In just minutes, Sid is making his way through the dark woodlands on his way to the target. He is light on his feet without his guns and explosives. He is almost thankful not to have them, as he feels perfectly comfortable with his KA-BAR knife for this mission – this test – and the other equipment would have only tired him faster.
Only twenty minutes have passed by the time Sid is outside the wall of the mini-mansion where his target sleeps. Sid has no concept of high society and only a rudimentary understanding of social class.
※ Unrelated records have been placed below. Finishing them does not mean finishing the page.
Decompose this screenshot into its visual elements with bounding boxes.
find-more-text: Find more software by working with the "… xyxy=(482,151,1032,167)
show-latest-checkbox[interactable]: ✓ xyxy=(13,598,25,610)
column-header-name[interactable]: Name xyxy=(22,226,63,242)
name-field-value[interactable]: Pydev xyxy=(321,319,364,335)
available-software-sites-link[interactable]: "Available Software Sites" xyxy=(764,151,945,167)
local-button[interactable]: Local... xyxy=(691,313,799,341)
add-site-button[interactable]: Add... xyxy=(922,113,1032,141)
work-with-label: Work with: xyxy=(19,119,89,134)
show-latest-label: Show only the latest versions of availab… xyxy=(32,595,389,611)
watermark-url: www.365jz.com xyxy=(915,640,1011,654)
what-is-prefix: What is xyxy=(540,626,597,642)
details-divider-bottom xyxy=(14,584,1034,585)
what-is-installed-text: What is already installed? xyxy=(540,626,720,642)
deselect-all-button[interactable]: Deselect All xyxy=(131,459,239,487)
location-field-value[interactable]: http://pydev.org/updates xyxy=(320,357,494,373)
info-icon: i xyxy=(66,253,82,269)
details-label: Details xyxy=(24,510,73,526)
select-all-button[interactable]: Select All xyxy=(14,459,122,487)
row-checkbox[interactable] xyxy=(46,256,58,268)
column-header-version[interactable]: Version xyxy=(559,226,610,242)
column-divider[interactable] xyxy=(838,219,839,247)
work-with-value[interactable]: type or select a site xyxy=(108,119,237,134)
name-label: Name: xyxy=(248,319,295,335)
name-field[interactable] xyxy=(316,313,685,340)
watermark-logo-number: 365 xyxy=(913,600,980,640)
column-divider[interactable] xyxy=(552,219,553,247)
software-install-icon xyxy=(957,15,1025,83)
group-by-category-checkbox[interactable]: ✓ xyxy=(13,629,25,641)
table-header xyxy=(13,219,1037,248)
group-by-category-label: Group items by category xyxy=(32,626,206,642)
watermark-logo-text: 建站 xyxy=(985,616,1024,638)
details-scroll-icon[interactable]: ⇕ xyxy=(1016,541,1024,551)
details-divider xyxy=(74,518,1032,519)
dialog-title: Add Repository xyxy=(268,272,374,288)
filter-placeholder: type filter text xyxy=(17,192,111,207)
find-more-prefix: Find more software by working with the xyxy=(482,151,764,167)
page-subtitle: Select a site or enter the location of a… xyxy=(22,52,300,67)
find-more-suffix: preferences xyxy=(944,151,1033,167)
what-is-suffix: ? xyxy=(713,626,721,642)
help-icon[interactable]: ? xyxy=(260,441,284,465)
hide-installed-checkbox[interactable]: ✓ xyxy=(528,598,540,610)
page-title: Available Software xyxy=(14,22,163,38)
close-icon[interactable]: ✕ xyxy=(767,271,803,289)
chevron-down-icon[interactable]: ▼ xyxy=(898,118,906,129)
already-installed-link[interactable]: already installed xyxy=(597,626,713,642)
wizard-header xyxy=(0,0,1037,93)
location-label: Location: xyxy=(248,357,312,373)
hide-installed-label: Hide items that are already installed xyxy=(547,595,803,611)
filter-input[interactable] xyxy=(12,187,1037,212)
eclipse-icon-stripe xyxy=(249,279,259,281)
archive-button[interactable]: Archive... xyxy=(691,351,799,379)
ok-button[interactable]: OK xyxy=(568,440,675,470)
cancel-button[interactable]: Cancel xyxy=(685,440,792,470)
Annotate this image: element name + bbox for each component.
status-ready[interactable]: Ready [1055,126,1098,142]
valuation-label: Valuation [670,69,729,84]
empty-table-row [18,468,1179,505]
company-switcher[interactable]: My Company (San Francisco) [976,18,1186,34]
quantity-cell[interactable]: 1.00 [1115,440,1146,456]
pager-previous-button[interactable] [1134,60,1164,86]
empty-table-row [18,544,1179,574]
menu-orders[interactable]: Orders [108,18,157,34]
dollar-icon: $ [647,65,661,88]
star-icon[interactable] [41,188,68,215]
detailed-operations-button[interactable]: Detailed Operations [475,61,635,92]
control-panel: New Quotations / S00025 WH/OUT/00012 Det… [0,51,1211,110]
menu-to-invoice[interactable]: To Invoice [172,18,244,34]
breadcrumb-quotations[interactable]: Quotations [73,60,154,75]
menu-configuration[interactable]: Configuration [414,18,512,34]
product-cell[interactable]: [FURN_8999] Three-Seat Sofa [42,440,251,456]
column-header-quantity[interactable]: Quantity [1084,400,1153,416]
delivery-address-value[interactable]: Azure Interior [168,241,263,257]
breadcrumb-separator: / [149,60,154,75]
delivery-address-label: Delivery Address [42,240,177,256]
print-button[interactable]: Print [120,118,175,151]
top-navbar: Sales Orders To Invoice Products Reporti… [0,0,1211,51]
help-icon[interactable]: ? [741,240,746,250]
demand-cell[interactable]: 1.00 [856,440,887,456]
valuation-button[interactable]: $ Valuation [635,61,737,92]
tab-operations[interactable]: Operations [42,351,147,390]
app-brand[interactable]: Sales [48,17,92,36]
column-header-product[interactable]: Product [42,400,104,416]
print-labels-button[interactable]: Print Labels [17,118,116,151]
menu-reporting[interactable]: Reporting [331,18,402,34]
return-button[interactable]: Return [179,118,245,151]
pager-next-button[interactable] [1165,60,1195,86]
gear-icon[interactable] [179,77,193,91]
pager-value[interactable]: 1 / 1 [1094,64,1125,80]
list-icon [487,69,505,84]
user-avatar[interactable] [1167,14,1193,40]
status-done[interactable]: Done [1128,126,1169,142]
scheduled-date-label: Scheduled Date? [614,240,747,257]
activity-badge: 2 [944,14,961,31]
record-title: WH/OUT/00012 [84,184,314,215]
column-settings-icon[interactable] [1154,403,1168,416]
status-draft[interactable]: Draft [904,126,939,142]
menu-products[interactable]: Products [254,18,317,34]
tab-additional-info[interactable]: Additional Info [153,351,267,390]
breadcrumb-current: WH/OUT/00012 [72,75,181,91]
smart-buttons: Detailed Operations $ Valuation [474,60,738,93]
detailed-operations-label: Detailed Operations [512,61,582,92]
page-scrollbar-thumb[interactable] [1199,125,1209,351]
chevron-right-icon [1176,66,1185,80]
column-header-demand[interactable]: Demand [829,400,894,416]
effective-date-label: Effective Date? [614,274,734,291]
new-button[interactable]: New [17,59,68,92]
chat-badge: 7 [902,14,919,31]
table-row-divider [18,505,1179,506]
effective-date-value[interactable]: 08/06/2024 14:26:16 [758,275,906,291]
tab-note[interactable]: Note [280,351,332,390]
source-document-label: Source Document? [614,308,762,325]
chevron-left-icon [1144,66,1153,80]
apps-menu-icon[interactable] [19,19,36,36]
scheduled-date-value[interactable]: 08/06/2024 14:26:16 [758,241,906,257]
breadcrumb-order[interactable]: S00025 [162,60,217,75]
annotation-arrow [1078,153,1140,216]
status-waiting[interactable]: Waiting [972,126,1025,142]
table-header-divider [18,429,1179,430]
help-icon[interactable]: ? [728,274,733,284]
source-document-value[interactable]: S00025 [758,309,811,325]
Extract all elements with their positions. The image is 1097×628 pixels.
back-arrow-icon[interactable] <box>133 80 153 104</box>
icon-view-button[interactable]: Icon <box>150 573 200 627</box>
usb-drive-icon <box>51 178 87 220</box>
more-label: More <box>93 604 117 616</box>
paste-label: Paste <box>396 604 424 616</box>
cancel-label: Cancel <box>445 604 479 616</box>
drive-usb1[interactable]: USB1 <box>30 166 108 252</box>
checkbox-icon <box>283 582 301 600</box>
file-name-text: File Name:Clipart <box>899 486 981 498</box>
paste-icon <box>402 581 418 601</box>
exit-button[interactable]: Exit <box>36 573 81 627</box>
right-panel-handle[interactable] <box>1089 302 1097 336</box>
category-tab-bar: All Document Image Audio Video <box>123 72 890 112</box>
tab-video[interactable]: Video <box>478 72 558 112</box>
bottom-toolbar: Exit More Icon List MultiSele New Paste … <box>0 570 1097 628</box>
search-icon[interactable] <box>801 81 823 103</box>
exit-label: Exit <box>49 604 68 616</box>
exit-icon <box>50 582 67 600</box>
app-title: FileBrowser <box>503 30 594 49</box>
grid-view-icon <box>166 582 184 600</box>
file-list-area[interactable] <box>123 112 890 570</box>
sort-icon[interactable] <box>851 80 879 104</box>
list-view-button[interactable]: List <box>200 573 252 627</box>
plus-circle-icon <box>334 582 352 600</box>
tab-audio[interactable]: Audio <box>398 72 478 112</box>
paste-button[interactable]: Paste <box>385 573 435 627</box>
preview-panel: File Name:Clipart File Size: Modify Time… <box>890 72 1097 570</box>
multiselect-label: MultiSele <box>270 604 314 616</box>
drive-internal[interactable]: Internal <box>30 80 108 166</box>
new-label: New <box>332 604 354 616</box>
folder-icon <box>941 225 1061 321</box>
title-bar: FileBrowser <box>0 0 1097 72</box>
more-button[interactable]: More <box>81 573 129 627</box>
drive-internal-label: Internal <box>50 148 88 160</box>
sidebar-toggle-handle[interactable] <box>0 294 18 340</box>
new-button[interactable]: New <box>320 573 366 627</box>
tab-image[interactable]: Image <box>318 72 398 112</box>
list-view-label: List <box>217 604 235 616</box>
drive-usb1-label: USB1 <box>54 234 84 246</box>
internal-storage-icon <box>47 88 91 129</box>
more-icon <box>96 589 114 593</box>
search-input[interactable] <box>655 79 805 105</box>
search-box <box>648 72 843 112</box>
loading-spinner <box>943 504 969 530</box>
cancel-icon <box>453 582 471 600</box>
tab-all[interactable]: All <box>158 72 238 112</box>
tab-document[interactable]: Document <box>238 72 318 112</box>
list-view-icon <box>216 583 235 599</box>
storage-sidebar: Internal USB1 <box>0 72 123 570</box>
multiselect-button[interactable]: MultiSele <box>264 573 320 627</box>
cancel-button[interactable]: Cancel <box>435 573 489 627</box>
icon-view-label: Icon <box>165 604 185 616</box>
He notices that this house is bigger than others he has seen, but in his mind that simply means more people must live there, or perhaps a powerful warlord constructed it to offer more protection than a smaller house without a wall.
The wall around the mansion is stone and nearly ten feet tall. Sid finds a place where a tree has been allowed to grow too near it and he dashes up the tree trunk before bounding off and gripping the top of the wall. He pulls himself over and drops down to the ground on the other side without a sound.
He draws his knife and scans the grounds in front of him. The KA-BAR knife is made from high carbon steel, heat tempered and stained black to keep it from glimmering in the night. Sometimes Sid thinks it is his favorite weapon. He tries not to play favorites because his father always taught him not to rely on any piece of equipment. A real warrior can pick up any object and make it a weapon. Still, this one is familiar and simple and he likes those things.
On his way to the house he meets no resistance. He expected a walled compound to have at least some guards patrolling the area, but he sees none. This does not bode well. Despite his father’s insistence, he does not expect this mission to be easy. The old man’s tests are never easy. Something is going to trip him up somewhere. If it wasn’t outside the house then it must be inside the house.